The students dutifully observed, their promenia trailing his own like ducklings.

"Why is a Pyrrhaeus not able to fight off illnesses as we do?" Vitis, an Empowered from the Princeps Forgeholder's Epulae Factorum curia, asked.

"Because--" Messio began, breaking off as Aix held up a hand.

"Let's allow others to have a chance," he said as he withdrew his promenia from the dark dampness of Radix's lungs and, having seen no trace of the virus that had sickened them, released the particles back to their unkeyed state. The bedchamber hummed with the silent golden hymn of pure possibility as the young lifeholders did likewise. "Does anyone else have an idea?"

The Empowered nonbinary youth from the Rex's Curia Regis flung an arm into the air, their angular face full of exaggerated boredom.

Aix sighed. "Yes, Vinealis?"

Their lip curled. "The Pyrrhaei can't fight off illnesses like we can because they can't do anything as we can. They're Pyrrhaeus. Worse than Lightless. Worse than sub-Lightless. Inferior. Defective."

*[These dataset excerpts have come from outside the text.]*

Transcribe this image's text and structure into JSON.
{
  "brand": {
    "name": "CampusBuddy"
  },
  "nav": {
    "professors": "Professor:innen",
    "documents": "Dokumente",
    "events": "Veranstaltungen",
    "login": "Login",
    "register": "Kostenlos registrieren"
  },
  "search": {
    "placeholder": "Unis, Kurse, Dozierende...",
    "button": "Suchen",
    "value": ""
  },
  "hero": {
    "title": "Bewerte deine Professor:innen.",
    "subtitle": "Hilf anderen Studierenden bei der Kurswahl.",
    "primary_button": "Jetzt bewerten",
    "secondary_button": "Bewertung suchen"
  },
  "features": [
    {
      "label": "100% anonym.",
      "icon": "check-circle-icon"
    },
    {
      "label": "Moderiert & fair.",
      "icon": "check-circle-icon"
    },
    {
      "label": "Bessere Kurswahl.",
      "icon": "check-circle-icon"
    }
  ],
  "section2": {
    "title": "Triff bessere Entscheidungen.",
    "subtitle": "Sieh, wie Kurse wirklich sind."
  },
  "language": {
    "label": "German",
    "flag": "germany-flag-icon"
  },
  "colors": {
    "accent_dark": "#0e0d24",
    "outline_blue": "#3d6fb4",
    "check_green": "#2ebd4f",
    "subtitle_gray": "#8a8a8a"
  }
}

Aix restrained the urge to scowl. Vinealis was likely just parroting something they'd heard their elders say, but Aix would give no space to such bigotry in his classroom. He met the youth's brown eyes with his steel-gray gaze. "You will not say that again," he said firmly, ignoring the child's dropping jaw. The youth had likely not been spoken to in such a manner before. Aedilis Nubila had been quite low ranking compared to her pupils; Aix was not.

He turned aside and allowed the shocked child space to process their chastisement, nodding instead for Bacca to speak as the youth once again darted to her feet.